23 September 2008

Anticipating the Result of Ohio's Smoking Ban

Smoking bans are everywhere because the evidence is overwhelming that secondary exposure carries potential health risks. This excerpt from the New England Journal of Medicine gives the bottom line (note: cotinine is a metabolite of nicotine):

The urinary cotinine levels of nonsmokers who lived with smokers were higher than those of nonsmokers who did not, increasing with the combined daily cigarette consumption of smokers in the family. The urinary cotinine values of nonsmokers who worked with smokers were also higher than those of nonsmokers who did not, increasing with the number of smokers in the workroom. The presence of smokers in both the home and the workplace also increased the cotinine levels... We conclude that the deleterious effects of passive smoking may occur in proportion to the exposure of nonsmokers to smokers in the home, the workplace, and the community.


For a smoking ban is to be effective, it must result in a decrease in environmental nicotine. This is easy to measure because nicotine only comes from tobacco and is not normally present in air. But to see the change, measurements would have to be made before the ban took place as well as after.

As it turns out, this was done in Spain, which instituted a smoking ban in 2006. Results of the study:

The median decrease in nicotine concentration ranged from 60.0% in public premises to 97.4% in private areas. Nicotine concentrations were also markedly reduced in bars and restaurants that went smoke-free (96.7%) and in the no-smoking zones of venues with separate spaces for smokers (88.9%). There were no significant changes in smoking zones or in premises allowing smoking, including discotheques and pubs.

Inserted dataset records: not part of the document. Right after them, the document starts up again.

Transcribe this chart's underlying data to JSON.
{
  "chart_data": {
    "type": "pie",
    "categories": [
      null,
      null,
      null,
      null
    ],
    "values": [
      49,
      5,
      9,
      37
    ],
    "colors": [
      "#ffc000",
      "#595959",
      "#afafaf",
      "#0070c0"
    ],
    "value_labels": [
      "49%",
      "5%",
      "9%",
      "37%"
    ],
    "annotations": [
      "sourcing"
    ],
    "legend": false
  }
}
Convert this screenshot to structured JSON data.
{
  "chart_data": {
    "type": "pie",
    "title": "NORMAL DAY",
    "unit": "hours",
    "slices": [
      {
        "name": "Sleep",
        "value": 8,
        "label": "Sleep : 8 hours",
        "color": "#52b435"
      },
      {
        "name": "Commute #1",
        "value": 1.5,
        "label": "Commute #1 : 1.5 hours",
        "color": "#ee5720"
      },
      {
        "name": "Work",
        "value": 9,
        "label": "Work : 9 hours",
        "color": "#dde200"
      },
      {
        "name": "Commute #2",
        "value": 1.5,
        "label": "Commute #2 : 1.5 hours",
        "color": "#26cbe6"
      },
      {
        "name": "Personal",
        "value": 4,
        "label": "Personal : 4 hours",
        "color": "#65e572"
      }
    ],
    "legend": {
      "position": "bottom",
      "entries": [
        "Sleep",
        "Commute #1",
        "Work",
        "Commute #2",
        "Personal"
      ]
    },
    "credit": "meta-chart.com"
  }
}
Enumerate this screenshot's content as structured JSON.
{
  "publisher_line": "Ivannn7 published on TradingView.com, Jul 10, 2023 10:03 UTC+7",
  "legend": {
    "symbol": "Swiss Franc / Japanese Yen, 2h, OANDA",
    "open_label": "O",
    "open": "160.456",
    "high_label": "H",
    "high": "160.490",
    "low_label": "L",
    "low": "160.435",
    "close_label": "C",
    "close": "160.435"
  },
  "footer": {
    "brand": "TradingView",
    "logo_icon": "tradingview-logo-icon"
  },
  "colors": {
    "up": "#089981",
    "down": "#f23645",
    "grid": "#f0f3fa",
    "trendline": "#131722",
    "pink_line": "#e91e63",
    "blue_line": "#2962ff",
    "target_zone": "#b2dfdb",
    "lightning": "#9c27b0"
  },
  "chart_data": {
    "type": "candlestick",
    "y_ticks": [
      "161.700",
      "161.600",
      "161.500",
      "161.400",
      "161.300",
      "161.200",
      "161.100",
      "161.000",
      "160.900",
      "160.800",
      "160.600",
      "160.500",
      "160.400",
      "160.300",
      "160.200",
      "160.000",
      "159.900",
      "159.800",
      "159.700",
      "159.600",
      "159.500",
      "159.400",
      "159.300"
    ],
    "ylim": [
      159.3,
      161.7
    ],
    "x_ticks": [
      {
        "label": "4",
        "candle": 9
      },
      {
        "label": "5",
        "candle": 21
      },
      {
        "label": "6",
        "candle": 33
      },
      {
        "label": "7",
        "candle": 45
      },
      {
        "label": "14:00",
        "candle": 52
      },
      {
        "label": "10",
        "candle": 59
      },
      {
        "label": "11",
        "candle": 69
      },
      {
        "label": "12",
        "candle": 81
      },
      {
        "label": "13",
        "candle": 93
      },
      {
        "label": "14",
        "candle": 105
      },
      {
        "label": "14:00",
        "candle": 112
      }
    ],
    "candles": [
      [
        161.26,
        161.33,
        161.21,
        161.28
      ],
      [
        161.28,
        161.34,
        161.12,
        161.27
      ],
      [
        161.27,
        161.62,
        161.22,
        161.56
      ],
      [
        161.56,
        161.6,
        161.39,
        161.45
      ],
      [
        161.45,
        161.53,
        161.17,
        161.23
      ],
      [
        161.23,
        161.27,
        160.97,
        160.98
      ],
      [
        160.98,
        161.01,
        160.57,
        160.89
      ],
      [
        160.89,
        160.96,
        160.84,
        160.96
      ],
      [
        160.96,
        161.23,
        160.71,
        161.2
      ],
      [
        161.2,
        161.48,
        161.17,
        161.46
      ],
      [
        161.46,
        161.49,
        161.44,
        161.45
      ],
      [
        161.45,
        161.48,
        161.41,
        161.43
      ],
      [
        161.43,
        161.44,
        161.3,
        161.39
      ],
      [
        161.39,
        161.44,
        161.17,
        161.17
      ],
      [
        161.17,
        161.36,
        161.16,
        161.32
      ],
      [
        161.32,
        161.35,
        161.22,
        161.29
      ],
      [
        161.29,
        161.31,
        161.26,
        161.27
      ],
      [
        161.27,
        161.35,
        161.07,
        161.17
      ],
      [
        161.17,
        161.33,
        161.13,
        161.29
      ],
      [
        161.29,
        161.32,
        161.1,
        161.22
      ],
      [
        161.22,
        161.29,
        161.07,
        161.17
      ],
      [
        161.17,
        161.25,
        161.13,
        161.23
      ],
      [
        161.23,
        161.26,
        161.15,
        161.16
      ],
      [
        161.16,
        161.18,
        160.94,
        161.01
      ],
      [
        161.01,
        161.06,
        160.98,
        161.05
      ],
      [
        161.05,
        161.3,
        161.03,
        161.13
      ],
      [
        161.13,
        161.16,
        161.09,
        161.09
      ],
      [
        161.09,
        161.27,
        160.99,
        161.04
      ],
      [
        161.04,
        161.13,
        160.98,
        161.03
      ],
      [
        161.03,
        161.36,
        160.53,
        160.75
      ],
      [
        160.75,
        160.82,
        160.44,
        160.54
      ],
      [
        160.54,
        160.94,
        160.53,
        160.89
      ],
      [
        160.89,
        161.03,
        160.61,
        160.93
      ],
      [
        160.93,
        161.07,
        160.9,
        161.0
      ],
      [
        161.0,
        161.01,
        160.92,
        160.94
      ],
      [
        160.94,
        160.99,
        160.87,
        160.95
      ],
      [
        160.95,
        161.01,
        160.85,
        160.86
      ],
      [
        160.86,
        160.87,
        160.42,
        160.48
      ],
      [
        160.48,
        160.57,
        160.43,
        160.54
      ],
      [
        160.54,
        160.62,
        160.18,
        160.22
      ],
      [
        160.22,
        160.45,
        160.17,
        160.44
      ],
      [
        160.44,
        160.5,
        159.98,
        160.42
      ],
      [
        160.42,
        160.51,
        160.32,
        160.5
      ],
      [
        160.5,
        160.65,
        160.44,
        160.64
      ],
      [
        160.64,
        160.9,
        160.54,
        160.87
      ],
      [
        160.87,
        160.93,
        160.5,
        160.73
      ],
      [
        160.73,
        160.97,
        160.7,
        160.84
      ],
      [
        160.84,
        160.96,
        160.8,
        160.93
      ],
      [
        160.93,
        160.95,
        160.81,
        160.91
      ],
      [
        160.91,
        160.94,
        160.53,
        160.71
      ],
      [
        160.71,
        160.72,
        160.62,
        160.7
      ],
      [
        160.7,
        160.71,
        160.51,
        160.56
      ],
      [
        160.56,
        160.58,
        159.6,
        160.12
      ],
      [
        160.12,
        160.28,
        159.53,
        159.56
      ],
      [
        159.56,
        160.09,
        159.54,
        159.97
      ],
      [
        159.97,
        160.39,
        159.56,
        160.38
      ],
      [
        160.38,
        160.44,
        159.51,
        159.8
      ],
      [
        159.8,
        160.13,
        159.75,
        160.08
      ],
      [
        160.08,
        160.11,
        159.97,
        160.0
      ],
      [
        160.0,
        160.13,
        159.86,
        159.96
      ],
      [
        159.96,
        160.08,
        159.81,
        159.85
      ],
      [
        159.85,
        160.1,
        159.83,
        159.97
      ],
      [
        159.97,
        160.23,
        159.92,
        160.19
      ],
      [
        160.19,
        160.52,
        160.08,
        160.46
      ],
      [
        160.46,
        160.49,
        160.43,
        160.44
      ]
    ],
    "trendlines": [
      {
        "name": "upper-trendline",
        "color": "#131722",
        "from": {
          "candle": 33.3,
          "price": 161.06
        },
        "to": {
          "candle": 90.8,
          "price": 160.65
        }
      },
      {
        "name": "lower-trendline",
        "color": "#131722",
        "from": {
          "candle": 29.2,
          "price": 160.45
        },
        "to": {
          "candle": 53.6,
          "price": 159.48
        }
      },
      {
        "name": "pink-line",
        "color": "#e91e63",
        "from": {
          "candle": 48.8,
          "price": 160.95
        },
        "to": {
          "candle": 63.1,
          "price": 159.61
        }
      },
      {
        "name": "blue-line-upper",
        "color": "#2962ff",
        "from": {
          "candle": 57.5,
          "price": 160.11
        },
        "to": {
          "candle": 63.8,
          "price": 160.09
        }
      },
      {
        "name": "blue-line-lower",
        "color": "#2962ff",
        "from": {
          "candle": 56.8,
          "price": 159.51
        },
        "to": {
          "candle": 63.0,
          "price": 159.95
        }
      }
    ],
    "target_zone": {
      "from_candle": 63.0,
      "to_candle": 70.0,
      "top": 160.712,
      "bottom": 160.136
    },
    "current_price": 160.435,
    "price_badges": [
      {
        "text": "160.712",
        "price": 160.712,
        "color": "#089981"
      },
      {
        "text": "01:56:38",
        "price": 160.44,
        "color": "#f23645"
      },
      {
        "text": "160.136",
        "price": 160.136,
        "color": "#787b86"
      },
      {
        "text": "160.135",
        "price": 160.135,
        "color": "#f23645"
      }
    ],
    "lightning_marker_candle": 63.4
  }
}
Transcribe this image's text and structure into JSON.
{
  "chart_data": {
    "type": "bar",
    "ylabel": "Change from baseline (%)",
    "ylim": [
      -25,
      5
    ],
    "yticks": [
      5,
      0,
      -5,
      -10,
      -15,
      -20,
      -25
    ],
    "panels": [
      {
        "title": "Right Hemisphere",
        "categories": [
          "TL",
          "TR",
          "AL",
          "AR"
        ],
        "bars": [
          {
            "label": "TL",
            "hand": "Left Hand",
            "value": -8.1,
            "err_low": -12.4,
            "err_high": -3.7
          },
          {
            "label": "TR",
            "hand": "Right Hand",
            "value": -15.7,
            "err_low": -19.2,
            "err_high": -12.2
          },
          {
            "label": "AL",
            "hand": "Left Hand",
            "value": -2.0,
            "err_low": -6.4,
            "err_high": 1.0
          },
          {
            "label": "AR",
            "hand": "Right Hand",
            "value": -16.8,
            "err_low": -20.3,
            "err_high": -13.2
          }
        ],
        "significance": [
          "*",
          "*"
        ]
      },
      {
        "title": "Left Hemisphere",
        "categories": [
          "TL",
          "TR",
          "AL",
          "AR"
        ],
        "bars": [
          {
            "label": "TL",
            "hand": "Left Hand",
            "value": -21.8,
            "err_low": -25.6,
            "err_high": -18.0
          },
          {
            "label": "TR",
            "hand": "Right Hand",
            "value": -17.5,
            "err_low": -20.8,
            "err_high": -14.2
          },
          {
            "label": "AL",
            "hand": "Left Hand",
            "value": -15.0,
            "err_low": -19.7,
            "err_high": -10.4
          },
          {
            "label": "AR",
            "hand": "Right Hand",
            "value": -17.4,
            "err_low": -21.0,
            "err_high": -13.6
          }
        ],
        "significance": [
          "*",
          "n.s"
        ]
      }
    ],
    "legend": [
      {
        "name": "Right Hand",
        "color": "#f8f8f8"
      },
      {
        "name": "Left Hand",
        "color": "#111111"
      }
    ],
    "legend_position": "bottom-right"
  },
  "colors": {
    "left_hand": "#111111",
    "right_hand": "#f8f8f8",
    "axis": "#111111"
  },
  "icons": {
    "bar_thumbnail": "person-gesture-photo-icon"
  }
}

This study shows that smoking bans reduce ambient nicotine levels. Reducing ambient nicotine levels reduces the public health threat posed by secondhand smoke. From this we can anticipate Ohio's smoking ban to reduce the public health risks of secondhand smoke in the workplace and community.

4 comments:

k said...

i could read the study, but i am lazy. how did they measure the nicotine concentration in the spain study?

WestEnder said...

They just walk in a place, take some air samples, and then a lab measures the nicotine concentration in the air samples.